Äh… nee. Keine Frage, häusliche Gewalt ist ein ernst zu nehmendes Thema. Darüber habe ich letzte Woche geschrieben und werde das sicher noch öfter tun. Aber nicht alle von uns sind Opfer. Die meisten sogar nicht. Die meisten von uns sind auch keine Krankenschwestern oder Verkäuferinnen. Einige von uns haben auch ihre Auftritte abgesagt bekommen, wurden in Kurzarbeit geschickt oder fürchten um den Fortbestand ihrer Unternehmen. Manche sind keine Mütter (WHAAAAT???), die jetzt zusehen müssen, wie sie ohne Kinderbetreuung alles unter einen Hut kriegen. Die einen arbeiten ganz normal weiter, andere sitzen alleine zuhause, ohne Partner oder Kinder. Einige nähen Munasken und verschicken die an alle Freunde ohne Nähmaschinen.

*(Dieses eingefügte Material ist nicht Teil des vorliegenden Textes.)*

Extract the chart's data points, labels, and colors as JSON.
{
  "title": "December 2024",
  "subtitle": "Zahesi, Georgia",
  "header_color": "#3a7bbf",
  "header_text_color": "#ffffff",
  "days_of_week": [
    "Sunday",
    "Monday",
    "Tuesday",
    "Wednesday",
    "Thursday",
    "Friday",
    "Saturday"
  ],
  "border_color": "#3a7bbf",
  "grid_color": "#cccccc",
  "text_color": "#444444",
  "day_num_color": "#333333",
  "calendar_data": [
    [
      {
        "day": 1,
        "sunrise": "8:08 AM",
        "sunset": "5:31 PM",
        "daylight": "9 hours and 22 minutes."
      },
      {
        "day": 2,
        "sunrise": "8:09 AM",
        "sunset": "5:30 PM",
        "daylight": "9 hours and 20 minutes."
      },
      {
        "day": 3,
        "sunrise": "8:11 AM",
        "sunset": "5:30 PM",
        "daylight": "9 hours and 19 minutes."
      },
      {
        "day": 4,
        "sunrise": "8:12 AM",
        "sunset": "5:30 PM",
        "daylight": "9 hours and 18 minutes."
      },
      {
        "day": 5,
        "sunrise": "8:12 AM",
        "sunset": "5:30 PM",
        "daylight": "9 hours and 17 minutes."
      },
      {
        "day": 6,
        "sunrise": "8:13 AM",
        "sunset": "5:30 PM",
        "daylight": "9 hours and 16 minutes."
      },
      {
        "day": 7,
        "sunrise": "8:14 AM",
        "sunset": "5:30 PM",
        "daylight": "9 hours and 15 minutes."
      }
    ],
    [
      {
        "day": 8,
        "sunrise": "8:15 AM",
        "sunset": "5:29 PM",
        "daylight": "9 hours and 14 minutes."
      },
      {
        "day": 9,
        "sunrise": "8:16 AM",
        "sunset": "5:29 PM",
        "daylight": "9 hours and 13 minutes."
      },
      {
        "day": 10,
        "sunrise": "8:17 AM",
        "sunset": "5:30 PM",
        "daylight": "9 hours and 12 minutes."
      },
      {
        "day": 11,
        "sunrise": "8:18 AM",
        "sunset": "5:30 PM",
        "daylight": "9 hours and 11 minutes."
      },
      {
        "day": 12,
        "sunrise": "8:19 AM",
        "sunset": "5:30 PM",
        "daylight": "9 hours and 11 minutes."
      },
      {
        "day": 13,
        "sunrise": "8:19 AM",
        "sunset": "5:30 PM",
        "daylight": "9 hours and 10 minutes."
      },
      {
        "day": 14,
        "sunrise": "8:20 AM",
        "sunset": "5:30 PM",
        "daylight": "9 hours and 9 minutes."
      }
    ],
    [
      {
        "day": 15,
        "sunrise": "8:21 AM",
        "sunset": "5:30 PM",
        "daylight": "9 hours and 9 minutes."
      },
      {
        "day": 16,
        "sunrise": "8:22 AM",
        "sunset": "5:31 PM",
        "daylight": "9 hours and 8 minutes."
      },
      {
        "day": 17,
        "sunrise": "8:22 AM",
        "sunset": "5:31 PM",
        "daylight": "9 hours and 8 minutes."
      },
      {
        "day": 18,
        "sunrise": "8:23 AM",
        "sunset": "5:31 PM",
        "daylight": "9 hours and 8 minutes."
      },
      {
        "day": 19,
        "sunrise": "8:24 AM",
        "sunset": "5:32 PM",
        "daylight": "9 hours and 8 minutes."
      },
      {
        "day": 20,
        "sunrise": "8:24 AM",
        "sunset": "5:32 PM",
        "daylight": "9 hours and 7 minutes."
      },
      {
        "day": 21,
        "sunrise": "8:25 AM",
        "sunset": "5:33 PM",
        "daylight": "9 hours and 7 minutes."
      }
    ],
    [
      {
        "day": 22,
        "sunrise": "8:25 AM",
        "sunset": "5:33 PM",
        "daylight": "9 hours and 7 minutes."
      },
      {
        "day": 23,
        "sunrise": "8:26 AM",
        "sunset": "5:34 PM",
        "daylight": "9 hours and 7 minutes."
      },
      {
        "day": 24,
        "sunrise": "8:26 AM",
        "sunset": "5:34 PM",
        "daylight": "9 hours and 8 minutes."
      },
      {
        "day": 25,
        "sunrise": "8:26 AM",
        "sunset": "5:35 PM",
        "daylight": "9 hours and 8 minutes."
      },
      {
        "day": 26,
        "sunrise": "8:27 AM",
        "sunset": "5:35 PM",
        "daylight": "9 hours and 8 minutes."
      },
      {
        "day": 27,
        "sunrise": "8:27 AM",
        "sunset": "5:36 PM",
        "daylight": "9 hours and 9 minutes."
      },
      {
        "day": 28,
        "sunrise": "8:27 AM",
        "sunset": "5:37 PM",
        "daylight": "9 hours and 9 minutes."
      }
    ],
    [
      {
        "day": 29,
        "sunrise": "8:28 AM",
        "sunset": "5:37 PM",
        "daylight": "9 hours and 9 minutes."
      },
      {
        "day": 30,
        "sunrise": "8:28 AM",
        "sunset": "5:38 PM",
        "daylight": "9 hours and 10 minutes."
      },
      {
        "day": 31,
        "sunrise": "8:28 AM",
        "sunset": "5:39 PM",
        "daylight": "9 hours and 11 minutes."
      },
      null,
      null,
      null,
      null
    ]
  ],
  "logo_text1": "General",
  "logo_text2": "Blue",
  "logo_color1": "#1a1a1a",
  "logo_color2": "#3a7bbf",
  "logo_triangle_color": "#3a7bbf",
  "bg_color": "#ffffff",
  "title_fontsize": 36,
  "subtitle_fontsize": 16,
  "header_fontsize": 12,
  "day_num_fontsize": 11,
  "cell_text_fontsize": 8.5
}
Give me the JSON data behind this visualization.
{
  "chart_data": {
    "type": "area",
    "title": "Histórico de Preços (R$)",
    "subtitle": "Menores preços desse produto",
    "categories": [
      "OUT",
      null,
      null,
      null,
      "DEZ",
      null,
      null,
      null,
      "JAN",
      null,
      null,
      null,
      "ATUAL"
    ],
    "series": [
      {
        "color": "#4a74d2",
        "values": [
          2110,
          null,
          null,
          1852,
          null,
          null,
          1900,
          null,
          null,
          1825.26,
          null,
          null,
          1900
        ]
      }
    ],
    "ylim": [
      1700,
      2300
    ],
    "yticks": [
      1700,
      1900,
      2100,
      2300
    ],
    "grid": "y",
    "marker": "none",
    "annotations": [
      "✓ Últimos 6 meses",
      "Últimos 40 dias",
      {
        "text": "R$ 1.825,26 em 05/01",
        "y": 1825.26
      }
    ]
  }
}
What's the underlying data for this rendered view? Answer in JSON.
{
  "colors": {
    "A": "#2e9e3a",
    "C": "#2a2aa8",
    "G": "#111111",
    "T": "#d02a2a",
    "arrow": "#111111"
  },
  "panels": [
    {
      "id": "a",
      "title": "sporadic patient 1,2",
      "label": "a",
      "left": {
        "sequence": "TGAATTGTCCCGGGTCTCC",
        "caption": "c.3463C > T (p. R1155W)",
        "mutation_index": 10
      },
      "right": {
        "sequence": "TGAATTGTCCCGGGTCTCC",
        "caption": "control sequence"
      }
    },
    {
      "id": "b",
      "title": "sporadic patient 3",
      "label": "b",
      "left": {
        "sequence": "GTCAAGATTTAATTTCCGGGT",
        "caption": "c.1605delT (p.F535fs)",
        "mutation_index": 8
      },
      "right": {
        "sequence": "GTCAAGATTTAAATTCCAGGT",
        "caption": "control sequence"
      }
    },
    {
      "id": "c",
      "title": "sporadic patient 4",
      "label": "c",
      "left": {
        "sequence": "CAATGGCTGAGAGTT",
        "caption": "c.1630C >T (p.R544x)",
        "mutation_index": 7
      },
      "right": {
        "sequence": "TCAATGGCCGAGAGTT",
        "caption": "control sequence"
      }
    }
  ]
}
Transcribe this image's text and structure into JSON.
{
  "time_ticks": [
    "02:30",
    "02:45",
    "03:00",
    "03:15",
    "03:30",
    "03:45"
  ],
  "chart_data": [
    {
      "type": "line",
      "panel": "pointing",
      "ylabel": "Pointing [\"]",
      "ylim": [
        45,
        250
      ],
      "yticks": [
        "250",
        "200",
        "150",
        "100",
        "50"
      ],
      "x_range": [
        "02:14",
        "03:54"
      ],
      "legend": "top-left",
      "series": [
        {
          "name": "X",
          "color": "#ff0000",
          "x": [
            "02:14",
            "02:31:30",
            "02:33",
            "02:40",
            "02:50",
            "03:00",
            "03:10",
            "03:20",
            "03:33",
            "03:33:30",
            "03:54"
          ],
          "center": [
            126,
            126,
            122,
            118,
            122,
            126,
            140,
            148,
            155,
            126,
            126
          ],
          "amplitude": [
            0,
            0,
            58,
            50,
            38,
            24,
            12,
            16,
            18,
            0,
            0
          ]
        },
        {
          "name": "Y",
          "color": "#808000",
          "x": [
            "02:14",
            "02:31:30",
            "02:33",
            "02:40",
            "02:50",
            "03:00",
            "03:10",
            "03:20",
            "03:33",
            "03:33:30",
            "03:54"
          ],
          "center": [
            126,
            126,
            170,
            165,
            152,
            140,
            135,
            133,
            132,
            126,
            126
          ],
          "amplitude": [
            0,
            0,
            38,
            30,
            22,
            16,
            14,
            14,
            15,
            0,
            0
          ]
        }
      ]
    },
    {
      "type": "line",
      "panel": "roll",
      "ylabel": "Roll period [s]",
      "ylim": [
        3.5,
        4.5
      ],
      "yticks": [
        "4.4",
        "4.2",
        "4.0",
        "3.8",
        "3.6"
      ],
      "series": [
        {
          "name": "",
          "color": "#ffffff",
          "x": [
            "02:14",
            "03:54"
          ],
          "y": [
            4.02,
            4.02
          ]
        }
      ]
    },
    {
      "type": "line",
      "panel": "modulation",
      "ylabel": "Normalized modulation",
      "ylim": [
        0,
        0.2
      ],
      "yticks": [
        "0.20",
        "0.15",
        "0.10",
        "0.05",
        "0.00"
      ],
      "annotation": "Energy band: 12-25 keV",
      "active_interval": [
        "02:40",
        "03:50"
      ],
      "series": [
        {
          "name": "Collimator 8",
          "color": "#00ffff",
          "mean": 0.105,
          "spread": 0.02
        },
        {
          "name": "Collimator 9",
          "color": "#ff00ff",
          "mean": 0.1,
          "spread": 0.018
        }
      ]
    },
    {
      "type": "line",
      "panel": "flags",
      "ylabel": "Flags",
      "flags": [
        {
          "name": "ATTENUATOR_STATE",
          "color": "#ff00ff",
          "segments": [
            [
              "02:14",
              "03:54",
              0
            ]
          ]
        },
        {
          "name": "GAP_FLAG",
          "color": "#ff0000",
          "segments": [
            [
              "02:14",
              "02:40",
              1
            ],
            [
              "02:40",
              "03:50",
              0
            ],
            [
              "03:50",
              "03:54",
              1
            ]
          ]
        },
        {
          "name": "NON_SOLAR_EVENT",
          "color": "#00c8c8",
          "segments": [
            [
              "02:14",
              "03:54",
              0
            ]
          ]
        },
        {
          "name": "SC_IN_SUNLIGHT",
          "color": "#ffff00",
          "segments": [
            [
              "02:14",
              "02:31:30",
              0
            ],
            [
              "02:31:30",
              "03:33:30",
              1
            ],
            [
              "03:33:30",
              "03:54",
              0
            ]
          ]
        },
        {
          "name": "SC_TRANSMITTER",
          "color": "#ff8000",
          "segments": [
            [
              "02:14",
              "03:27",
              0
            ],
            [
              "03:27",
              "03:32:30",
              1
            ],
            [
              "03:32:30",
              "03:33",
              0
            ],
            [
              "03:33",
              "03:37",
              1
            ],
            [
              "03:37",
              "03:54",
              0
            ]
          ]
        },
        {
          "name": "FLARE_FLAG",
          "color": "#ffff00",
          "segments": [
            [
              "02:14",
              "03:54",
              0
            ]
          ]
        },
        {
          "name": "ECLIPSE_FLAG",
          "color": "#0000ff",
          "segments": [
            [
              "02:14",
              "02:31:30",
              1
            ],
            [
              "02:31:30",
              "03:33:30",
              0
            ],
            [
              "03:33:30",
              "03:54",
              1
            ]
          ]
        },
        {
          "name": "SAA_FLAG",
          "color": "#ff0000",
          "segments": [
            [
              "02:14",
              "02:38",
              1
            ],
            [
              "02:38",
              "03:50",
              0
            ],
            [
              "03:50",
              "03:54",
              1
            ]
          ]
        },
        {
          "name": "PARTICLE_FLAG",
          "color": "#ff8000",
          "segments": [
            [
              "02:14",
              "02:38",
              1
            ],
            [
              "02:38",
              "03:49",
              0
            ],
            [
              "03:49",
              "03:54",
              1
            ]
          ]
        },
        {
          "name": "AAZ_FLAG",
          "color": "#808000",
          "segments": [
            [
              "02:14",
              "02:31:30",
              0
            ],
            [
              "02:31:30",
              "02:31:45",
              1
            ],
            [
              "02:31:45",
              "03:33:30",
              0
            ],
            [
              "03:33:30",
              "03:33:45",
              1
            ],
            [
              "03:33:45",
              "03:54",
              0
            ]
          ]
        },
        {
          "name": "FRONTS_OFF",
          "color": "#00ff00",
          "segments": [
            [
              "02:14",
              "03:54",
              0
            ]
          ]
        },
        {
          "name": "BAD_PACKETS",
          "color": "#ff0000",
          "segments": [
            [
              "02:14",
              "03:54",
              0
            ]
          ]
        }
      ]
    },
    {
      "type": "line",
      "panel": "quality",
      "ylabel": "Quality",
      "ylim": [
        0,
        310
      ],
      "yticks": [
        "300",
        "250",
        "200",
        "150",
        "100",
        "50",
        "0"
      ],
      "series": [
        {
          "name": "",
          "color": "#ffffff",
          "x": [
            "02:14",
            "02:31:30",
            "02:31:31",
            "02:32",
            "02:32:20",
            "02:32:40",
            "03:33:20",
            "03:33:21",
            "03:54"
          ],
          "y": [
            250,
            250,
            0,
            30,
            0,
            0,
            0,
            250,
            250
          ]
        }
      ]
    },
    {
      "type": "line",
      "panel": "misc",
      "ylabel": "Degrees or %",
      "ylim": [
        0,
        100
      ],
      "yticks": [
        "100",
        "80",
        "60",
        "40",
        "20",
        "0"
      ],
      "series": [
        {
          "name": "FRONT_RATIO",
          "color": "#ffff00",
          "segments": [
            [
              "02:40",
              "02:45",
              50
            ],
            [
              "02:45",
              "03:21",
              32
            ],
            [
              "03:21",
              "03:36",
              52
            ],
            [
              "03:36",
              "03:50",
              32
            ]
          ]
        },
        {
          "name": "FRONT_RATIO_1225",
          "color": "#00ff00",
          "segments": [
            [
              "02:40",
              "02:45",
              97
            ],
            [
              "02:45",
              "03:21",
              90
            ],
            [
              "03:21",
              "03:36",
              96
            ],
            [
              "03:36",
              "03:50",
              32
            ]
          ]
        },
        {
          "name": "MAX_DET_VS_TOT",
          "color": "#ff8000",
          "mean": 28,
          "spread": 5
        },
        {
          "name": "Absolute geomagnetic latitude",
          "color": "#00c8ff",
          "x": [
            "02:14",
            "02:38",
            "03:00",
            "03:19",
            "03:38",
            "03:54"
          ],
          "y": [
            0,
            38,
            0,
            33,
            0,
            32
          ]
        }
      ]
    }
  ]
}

Manche sind auf Jobsuche, andere gründen gerade jetzt ein Unternehmen. Einige vermöbeln ihre Männer oder schreien ihre Kinder an. Würden gern ausziehen oder auswandern, aber das geht gerade nicht.

Und in der öffentlichen Debatte? Häusliche Gewalt und der Wunsch nach Scheidungen nehmen zu. Warum denkt keiner an die armen Mütter und macht endlich die Kindergärten wieder auf? Die Corona-Heldinnen in Pflege und Verkauf, die ohne ausreichende persönliche Schutzausrüstung FÜR UNS weiterarbeiten. Und: Corona wirft uns bei der Gleichberechtigung um Jahrzehnte zurück.

Wo sind die Frauen?

Was findet nicht statt? Wirtschaftswissenschaftlerinnen. Virologinnen. Epidemiologinnen. Katastrophenschützerinnen. Kabarettistinnen. Politikerinnen (außer Mutti). Soziologinnen. Medizinerinnen. Unternehmerinnen. Schulleiterinnen. Behördenchefinnen. Akademikerinnen. Professorinnen. Ingenieurinnen. Frauen, die etwas zu sagen haben. Frauen, die klarkommen. Frauen. Obwohl uns immer erzählt wird, wir hätten dieses seltene Talent (das gar nicht so selten ist, denn 50% der Menschheit sind ja Frauen), unterschiedliche Sichtweisen zu berücksichtigen bei einer Entscheidung. Etwas, das uns im Alltag gern als Führungsschwäche ausgelegt wird: Dass wir andere Menschen fragen, was sie über eine Angelegenheit denken, und ihre Sicht in unsere Entscheidung integrieren.

Also ziemlich genau das, was wir jetzt in der Krise unbedingt brauchen. Denn wir müssen intelligente Wege aus der Krise finden. Wege, die die unterschiedlichen Interessen ausgleichen und in ihrer Vielfalt berücksichtigen. Stattdessen werden Konflikte zwischen den Jungs herbeigeschrieben, die es überhaupt nicht gibt. Werden Forschungsergebnisse politisch eingeordnet bevor sie rational bewertet und in Empfehlungen übersetzt werden können. Wird Kritik an der Politik gleichgesetzt mit der Bereitschaft, Menschenleben über wirtschaftliche Interessen zu stellen. Als wäre die Dichotomie der Corona-Krise die zwischen Leben und Geld.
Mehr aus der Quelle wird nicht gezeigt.